Cardinal Gerhard Müller – who led the Vatican’s doctrine dicastery himself from 2012 to 2017 – said the study groups of the Synod of Bishops “do not openly deny the revealed truths,” but just ignore them and “build their own house of a comfortable and worldly-conforming Christianity alongside them.”
Müller also spoke directly about the ongoing controversy over the German plans.
“The private or even paraliturgical blessing of same-sex and opposite-sex couples in irregular relationships,” Müller said, “is based on the heretical denial of the revealed truth that God created human beings as man and woman.”
All the talk of the past week or so is now circling around one question: What does Pope Leo think about the issue?
The DDF is pushing against the German Bishops’ efforts to push forward on recognizing same-sex unions (which the Germans say is an embracement of the synodal process), while the Vatican’s own Synod office is publishing a document that seems supportive of some sort of accommodation for same-sex couples.
When asked about it, Leo seems to say he’d rather talk about other things.

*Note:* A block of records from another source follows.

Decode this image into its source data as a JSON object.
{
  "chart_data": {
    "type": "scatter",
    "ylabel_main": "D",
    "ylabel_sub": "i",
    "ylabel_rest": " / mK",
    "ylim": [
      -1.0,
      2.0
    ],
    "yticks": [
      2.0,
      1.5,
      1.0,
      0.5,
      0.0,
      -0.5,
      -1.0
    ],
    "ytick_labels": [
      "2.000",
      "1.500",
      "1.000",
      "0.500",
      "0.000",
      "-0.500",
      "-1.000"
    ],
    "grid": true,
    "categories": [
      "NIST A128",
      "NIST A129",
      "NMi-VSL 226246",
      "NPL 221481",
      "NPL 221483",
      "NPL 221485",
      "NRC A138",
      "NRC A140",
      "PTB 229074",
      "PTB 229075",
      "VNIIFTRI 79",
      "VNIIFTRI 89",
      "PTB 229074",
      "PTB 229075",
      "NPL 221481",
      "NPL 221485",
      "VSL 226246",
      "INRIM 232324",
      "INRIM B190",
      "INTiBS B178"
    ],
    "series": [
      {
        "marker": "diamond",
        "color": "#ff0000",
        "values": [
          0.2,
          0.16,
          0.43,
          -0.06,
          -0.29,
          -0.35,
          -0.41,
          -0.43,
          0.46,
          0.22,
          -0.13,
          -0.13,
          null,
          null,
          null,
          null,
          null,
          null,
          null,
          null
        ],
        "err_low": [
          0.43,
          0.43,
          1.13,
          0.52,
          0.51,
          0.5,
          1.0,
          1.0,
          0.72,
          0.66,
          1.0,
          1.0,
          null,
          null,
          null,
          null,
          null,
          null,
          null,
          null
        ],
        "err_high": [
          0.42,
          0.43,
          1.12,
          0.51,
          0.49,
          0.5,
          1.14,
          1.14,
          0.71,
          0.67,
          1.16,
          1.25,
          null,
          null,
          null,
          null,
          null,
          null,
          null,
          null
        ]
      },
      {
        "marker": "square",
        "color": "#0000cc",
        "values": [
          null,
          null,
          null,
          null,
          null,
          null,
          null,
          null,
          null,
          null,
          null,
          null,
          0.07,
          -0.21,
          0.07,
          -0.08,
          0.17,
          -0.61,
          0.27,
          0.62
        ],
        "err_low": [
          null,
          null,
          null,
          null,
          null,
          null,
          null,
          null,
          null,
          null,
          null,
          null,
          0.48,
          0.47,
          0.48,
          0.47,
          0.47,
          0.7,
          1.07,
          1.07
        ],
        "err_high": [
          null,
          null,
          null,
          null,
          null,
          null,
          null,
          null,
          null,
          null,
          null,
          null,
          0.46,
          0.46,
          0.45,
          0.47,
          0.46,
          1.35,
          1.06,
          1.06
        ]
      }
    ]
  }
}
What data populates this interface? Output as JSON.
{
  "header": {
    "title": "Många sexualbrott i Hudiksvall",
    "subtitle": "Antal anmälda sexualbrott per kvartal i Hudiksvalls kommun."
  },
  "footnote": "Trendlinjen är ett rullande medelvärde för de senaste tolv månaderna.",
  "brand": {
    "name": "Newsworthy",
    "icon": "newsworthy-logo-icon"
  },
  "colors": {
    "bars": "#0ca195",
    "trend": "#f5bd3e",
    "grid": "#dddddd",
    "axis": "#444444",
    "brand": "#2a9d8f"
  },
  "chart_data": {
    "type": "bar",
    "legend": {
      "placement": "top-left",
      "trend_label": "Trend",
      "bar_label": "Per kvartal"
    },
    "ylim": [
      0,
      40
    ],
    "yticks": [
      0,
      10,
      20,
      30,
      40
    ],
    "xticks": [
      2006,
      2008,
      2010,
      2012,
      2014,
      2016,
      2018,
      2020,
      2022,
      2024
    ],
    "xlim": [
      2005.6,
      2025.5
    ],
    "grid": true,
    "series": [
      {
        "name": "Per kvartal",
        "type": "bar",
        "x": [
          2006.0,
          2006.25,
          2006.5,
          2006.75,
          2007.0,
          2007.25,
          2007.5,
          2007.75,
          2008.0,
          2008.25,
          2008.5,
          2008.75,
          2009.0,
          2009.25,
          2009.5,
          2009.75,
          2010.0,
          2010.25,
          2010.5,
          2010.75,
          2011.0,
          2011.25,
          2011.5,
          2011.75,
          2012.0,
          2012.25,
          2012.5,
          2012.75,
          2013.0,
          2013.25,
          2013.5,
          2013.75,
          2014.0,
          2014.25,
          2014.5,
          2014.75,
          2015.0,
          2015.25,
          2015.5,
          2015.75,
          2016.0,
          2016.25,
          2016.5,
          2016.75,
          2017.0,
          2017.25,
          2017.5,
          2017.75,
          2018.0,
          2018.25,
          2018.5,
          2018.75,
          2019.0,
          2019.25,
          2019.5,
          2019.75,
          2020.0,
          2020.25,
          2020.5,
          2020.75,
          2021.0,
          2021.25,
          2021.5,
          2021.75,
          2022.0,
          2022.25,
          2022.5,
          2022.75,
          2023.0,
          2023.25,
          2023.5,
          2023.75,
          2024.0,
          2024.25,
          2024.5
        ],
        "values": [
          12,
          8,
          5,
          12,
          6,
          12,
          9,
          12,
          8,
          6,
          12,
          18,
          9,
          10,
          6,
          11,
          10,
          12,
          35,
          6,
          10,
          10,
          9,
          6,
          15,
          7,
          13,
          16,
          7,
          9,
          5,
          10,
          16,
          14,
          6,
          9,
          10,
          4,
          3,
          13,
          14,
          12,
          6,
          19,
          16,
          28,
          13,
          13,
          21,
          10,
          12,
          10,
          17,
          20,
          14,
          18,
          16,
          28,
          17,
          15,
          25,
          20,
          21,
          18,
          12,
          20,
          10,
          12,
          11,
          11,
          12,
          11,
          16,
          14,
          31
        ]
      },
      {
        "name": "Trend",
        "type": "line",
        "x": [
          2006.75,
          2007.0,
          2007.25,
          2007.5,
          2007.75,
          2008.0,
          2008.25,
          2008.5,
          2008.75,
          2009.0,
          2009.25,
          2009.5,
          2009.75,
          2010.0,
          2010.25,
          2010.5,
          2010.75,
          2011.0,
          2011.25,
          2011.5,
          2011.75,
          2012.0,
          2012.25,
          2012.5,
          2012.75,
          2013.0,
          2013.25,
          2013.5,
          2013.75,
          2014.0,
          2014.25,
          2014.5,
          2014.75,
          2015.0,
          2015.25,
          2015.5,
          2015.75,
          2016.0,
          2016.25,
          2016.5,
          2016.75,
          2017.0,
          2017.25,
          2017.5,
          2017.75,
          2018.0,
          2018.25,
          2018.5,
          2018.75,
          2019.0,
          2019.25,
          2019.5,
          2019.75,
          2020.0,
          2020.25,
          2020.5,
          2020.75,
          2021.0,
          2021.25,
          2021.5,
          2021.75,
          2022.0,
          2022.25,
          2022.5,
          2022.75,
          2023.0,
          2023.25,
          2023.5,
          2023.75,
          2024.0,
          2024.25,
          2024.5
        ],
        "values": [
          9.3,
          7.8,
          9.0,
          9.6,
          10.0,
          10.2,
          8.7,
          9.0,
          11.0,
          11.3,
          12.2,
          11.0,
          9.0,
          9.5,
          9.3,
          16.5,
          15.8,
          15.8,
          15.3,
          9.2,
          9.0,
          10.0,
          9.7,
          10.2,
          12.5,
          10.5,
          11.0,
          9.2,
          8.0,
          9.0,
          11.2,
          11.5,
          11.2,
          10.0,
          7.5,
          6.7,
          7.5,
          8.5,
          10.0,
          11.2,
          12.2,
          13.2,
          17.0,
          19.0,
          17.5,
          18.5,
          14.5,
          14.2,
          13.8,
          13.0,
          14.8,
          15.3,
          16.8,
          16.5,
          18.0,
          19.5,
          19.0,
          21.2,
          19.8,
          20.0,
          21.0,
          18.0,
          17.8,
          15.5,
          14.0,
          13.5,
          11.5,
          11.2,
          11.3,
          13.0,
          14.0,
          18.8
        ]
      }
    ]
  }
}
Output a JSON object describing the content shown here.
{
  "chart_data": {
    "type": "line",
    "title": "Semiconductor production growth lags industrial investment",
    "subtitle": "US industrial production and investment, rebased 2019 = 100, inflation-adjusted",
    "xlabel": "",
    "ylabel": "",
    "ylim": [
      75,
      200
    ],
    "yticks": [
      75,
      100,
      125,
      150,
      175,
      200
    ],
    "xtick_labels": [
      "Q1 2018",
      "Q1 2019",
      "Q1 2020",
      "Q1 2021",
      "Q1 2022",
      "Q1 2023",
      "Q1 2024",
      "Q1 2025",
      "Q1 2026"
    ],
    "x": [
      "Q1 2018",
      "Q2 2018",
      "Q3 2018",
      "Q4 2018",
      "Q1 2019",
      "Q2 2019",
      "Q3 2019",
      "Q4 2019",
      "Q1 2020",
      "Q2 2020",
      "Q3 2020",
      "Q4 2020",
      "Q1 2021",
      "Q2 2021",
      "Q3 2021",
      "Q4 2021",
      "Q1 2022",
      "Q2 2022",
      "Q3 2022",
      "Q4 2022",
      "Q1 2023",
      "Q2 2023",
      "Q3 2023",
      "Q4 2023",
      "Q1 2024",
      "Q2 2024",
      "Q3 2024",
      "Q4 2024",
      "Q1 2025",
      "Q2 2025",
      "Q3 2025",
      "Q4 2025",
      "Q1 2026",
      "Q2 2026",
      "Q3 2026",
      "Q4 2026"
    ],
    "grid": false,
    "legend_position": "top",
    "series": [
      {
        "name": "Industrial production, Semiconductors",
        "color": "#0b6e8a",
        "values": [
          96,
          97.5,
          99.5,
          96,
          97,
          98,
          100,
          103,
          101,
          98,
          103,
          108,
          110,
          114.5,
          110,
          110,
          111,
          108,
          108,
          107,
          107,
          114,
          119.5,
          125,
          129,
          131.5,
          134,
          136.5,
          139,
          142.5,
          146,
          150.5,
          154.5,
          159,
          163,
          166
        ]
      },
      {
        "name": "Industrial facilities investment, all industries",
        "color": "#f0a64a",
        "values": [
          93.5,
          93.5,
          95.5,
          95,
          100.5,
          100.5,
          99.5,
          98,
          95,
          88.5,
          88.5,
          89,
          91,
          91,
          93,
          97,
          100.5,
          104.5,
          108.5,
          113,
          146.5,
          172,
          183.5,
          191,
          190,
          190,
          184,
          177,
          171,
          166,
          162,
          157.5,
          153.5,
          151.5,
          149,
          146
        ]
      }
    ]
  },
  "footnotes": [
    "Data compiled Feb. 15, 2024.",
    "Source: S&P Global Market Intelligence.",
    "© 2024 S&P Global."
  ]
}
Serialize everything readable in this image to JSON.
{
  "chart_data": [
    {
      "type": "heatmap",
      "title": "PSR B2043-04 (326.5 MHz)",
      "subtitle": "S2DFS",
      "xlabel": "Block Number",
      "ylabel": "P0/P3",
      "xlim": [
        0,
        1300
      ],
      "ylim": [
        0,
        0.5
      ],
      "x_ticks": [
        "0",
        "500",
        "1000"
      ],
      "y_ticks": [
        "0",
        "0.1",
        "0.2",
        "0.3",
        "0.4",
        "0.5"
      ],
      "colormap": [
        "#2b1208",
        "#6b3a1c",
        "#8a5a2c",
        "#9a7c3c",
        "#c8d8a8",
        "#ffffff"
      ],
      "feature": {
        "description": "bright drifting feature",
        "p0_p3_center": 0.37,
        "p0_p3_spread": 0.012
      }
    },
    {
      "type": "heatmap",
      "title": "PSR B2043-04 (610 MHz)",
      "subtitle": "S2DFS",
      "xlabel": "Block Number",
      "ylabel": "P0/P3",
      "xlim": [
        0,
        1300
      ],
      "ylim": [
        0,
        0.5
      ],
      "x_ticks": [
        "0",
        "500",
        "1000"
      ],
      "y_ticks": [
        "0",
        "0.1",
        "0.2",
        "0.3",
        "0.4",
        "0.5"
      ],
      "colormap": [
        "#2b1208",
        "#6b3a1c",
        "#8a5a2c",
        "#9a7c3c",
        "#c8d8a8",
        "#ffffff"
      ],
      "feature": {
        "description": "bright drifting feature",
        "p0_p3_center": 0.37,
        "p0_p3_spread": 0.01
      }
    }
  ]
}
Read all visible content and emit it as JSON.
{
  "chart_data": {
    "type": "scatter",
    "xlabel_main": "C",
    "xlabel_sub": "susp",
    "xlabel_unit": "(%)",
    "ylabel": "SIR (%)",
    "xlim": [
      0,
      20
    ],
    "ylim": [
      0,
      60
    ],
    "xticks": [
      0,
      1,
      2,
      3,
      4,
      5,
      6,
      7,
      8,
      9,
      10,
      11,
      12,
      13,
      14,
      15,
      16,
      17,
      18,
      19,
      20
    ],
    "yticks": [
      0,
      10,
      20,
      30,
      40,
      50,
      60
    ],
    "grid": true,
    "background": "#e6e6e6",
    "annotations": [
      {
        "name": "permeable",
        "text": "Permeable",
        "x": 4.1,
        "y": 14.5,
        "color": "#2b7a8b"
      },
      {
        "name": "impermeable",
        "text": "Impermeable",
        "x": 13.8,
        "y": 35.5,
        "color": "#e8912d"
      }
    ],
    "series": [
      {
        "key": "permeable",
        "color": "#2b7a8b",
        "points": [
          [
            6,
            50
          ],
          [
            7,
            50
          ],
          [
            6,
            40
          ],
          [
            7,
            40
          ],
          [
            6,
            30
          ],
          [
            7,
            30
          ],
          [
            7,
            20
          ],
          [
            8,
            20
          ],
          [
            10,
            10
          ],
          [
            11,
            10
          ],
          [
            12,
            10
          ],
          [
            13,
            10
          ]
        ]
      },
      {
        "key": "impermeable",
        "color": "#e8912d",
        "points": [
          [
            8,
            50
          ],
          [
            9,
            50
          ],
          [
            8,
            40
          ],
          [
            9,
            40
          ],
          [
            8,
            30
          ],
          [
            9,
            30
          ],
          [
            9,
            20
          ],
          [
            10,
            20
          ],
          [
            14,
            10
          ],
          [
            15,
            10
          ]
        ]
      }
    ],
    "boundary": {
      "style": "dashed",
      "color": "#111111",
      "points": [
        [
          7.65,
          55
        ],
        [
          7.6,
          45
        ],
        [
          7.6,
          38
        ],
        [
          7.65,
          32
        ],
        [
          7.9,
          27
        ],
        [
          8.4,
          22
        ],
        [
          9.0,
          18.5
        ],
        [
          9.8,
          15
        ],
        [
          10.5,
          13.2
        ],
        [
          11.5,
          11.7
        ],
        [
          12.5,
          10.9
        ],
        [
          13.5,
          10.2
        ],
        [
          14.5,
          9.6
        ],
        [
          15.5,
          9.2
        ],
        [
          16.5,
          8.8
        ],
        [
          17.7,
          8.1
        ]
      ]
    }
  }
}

He may be biding his time, waiting for the temperature to come down. That is understandable, but time may be running out.
It is significant that Leo said “the Holy See” has clarified the matter for the German bishops, because it stresses the settled institutional position, but evidently that has not foreclosed the matter even inside the Vatican.
Senior churchmen are noticing, including the cardinal archbishop of Tokyo, Isao Kikuchi.
“[R]eal unity cannot be achieved by not taking any specific stands,” Kikuchi told Crux Now at the weekend, when Leo marked one year in office. “I expect Holy Father to make us see where he really stands,” Kikuchi said, ““and then, we may be able to begin dialoguing with people who have different opinions within the Church.”
Right now, Vatican departments are sending mixed signals. Sooner or later, Leo may have to give an answer.